Digest of Westerngeco L.L.C. v. Ion Geophysical Corporation, No. 2013-1527, 2014-1121, 2014-1526, 2014-1528 (Fed. Cir. July 2, 2015) (precedential). On appeal from S.D. Tex. Before Dyk, Wallach, and Hughes.
Procedural Posture: After all of the asserted claims were found infringed under 35 U.S.C § 271(f) and not invalid, and $93.4M in lost profits and $12.5M in reasonable royalties were awarded, defendant ION appealed, arguing that plaintiff WesternGeco was not the owner of the patents in suit, that the district court applied an incorrect standard in granting summary judgment as to one claim under 35 U.S.C. § 271 (f)(1), and that lost profits were impermissibly awarded for conduct abroad. Plaintiff conditionally cross appealed, arguing to set aside the damages award because the district court erred in preventing plaintiff’s damages expert from testifying on the issue of reasonable royalty. CAFC affirmed on all issues except that it reversed the award of lost profits resulting from conduct occurring abroad.

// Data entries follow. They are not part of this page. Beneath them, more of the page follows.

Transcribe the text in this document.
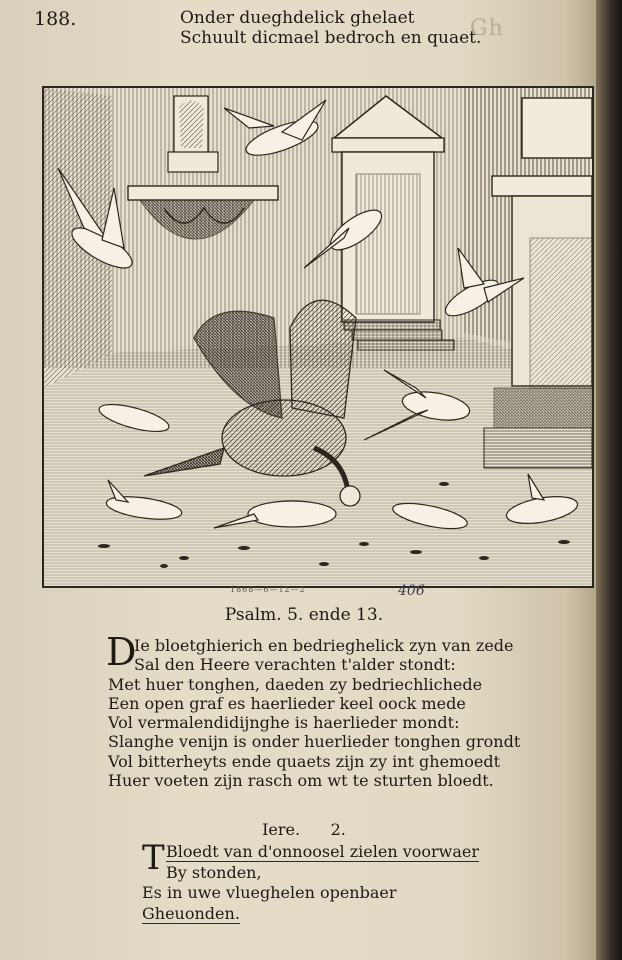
188.	Onder dueghdelick ghelaet
Schuult dicmael bedroch en quaet.
Gh
1868—6—12—2	406
Psalm. 5. ende 13.
D
Ie bloetghierich en bedrieghelick zyn van zede
Sal den Heere verachten t'alder stondt:
Met huer tonghen, daeden zy bedriechlichede
Een open graf es haerlieder keel oock mede
Vol vermalendidijnghe is haerlieder mondt:
Slanghe venijn is onder huerlieder tonghen grondt
Vol bitterheyts ende quaets zijn zy int ghemoedt
Huer voeten zijn rasch om wt te sturten bloedt.
Iere.      2.
T Bloedt van d'onnoosel zielen voorwaer
By stonden,
Es in uwe vlueghelen openbaer
Gheuonden.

- Ownership of Patents: Denying Defendant’s argument that the chain of title to the patents was defective, the Federal Circuit examined a series of transactions and first expressed that the patent rights were apparently transferred from the inventors to “Geco” in the early 1990s, from Geco to “STC” in 1998, and from STC to plaintiff WesternGeco in a 2000 merger agreement. Defendant argued that while the inventors were perhaps obligated to transfer their rights to Geco, no such transfer actually occurred. However, even if the inventors still owned their rights after the 2000 merger, the Federal Circuit explained, they transferred their relevant rights to STC in 2001, and since the 2000 agreement between STC and WesternGeco “included the rights to future patents resulting from the existence of a previous invention,” the transfer of the patent rights from STC to WesternGeco occurred automatically under the 2000 agreement.
- § 271(f): The district court did not err in rejecting a proposed jury instruction enjoining the jury, when deciding infringement under § 271(f)(2), from considering the Court’s prior summary judgment of infringement under § 271(f)(1), since the issue of intent that the components be combined abroad is applicable to both § 271(f)(1) and (f)(2).
- Lost Profits: Plaintiff WesternGeco was not entitled to lost profits resulting from its failure to win foreign service contracts, the failure of which allegedly resulted from Defendant ION’s supplying infringing products to WesternGeco’s competitors. § 271(f) does not eliminate the presumption against extraterritoriality. Under § 271(f), it is the act of exporting the components from the U.S. which creates the liability, and the liability attaches in the U.S. The U.S. exporter of the component parts is, however, not liable for use of the infringing article abroad. Thus, the foreign service contracts could not serve as the basis for a lost profits award.
- Reasonable Royalty: District court did not abuse its discretion in excluding testimony from Plaintiff’s damages expert, who proposed a reasonable royalty that was four times Defendant’s revenue.
- Willful Infringement: While the jury determined, under the subjective Seagate-prong, that Defendant actually knew, or it was so obvious that Defendant should have known, that its actions constituted infringement of a valid patent, the district court did not err in finding, under the objective Seagate-prong, that Defendant’s defenses were “not unreasonable by clear and convincing evidence,” “not objectively baseless,” and “reasonable,” and therefore refusing to award enhanced damages.
- Dissent (Wallach): Judge Wallach dissented on the reversal of lost foreign sales when determining damages, arguing that “[t]he majority’s near-absolute bar to the consideration of a patentee’s foreign lost profits is contrary to the precedent both of this court and of the Supreme Court.”